Lily-Rose Depp - Ellen Hutter - Robert Eggers - NOSFERATU - 2023
Credit: Far Out / Focus Features

But in the emotion of the scene and the way Eggers takes the character of Ellen from a mere love interest and grows her character into the film’s true centre point, there’s a different perspective to explore here. “I am an appetite” could be less about Ellen and more about Orlok. The vampire is nothing more than an appetite, with only one desire: to kill and feast. While the story is often viewed as a love story, the beast has no capacity for love and can offer Ellen absolutely nothing in the form of affection, kindness, or any sort of life.

He is pure darkness, and the object of his fixation doesn’t want it. “I care nothing of your afflictions,” she defiantly replies, saying, “I abhor you.” From start to finish, it is clear that Ellen wants her husband, being utterly devotional to Thomas and desperate to protect their life and love. But, just as assault can linger long in the psyche and how trauma can utterly reshape a person, Orlok lingers, keeping a hold on her.

What feels key here is the nuance in the connection between Ellen and Orlok. It would be easy to try to shrug off this reading by simply pointing out that Ellen seems drawn to him, too. In this emotive confrontation scene, she’s pulled in close to him, described as being lustful but then disgusted by herself. But the very nature of trauma is that it is a complex thing. After being attacked by Orlok when she was just a girl, his violence and darkness seemed to shape her concept of love and sex.

It’s in the moments when her husband is away that memories of Orlok take a tighter grip on her as if her fear that she is losing her love makes her revisit the dark and horrific first experiences she had. When he returns, she then tries to push him away, screaming, “We should never have married! We are already dead!” as she believes the effect Orlok has had on her has doomed her chance at any happiness. She weeps devastatingly, “Keep away from me – I am unclean”, as one of the lines that feels most impactful in his tale of a young woman trying to live a life of happiness and love but feeling plagued by trauma as Orlok and his impact will not let her go. 

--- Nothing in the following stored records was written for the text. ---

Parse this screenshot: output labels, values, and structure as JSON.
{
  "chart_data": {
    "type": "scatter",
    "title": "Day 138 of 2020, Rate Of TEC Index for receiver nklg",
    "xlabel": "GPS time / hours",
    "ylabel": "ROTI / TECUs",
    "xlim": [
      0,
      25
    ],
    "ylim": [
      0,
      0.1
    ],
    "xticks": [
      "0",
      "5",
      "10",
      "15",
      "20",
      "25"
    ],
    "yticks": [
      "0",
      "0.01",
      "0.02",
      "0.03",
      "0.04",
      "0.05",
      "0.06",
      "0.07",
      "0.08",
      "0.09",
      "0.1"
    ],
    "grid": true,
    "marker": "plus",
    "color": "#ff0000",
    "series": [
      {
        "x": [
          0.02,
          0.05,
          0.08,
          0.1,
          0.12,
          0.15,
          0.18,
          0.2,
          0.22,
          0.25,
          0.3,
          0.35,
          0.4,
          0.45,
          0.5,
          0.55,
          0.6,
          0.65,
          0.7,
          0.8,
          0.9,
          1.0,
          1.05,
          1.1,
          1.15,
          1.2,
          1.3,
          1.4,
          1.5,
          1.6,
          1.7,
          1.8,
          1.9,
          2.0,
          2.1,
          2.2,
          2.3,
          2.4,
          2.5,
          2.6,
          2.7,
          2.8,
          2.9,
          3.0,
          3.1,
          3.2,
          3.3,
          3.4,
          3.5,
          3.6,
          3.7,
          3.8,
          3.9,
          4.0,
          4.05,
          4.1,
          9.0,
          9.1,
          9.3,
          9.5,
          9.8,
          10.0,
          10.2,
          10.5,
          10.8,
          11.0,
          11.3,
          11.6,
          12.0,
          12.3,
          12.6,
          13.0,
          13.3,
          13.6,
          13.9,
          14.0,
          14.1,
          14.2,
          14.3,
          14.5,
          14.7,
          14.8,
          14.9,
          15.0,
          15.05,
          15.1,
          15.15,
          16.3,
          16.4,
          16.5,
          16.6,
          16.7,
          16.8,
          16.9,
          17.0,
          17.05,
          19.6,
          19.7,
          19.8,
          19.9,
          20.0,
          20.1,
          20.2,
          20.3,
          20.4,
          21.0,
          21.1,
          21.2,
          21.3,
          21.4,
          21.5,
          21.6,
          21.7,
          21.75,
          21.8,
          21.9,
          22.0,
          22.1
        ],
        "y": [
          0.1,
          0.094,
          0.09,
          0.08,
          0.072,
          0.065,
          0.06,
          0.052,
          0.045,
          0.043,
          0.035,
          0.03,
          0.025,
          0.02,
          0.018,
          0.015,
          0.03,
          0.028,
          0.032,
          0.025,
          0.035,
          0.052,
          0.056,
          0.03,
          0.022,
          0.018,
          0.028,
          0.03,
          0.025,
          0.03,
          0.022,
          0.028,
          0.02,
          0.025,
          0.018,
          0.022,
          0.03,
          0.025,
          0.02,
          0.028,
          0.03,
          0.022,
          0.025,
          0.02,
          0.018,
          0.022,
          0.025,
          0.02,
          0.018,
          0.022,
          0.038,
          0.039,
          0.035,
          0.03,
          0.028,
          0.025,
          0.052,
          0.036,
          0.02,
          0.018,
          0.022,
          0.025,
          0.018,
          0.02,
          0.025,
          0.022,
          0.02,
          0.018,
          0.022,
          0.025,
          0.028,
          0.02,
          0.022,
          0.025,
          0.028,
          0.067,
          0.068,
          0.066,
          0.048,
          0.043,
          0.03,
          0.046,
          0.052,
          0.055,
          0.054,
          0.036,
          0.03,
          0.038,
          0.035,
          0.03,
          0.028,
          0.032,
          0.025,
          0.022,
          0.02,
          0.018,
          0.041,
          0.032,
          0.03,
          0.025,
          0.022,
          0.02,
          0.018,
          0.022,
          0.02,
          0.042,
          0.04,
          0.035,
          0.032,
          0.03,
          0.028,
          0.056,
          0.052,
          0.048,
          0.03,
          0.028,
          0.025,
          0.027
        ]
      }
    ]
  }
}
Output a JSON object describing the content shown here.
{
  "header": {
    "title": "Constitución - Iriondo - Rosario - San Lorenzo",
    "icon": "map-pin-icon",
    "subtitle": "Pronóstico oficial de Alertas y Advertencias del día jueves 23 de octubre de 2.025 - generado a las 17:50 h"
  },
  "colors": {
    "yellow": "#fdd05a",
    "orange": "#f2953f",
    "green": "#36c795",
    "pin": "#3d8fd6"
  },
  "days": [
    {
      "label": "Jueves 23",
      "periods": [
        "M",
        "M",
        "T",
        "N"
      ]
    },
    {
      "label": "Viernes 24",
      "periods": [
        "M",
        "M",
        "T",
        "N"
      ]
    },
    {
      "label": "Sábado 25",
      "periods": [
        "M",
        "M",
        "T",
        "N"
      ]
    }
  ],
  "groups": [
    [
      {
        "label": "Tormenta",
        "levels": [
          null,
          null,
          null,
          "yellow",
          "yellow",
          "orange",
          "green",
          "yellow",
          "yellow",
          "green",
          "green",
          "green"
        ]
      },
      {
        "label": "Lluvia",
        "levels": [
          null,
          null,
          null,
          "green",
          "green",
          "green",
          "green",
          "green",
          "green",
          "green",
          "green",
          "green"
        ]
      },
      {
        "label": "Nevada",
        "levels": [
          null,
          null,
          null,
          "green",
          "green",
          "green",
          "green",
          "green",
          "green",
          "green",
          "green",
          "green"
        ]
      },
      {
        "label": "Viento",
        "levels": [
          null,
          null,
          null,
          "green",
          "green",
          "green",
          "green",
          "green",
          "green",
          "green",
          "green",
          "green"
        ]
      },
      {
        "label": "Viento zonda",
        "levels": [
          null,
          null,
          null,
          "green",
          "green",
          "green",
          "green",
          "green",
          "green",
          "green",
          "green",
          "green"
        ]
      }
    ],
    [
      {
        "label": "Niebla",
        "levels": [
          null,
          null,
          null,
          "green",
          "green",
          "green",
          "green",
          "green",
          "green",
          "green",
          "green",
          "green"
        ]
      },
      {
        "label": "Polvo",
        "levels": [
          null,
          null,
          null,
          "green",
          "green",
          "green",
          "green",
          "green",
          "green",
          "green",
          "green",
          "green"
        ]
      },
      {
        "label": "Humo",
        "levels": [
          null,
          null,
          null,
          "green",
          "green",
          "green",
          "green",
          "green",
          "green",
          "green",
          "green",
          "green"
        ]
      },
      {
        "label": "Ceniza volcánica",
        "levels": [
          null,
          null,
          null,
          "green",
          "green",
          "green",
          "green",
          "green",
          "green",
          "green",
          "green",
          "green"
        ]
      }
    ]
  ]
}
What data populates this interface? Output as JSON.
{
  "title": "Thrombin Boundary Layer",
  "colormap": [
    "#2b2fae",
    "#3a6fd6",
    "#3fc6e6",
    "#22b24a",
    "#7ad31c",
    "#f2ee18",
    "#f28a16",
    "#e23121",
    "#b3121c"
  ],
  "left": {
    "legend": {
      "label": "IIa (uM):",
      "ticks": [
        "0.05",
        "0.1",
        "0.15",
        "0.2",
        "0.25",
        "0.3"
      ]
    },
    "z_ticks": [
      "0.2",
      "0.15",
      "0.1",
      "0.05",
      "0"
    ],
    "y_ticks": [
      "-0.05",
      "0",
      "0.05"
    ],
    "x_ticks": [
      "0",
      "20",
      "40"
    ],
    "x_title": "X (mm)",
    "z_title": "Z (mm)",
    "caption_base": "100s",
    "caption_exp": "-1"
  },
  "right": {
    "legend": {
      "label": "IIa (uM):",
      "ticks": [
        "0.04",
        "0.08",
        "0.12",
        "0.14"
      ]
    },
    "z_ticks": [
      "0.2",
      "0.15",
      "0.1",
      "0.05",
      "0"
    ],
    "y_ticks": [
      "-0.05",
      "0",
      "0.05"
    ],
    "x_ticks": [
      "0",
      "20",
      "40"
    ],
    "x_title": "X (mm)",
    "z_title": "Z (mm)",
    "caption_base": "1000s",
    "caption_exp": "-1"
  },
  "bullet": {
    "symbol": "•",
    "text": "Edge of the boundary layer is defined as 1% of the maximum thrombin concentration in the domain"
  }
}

Throughout her various breakdowns and the times she lashes out or even seems to lust for Orlok, Ellen is a perfect example of complex PTSD. While cinema is so used to depictions of sexual assault victims being meek and sad, that’s too simple. The impact of sexual assault, or any trauma, is messier. It can make a person angry, sad, hypersexual, guarded, scared, scary. It can make a person want to run into the arms of the person who attacked them because maybe it feels darkly comforting, or maybe they feel that’s all they deserve, like Ellen, who has become utterly convinced that she is cursed or unclean, eventually surrendering herself as she blames herself for the plague set upon her friends and city.

But as Eggars points out, by starting the film with Ellen’s attack and by dedicating so much screen time to her in varied states of distress as well as resolve, strength and kindness, she is more than Orlok’s “affliction” or a doomed love interest hungering for darkness; she’s a person complexly impacted by his violence. Or, as her friend so beautifully puts it, “She is blameless of her malady,” as a Victorian way of saying she stands with Ellen as the victim of Orlok’s assault.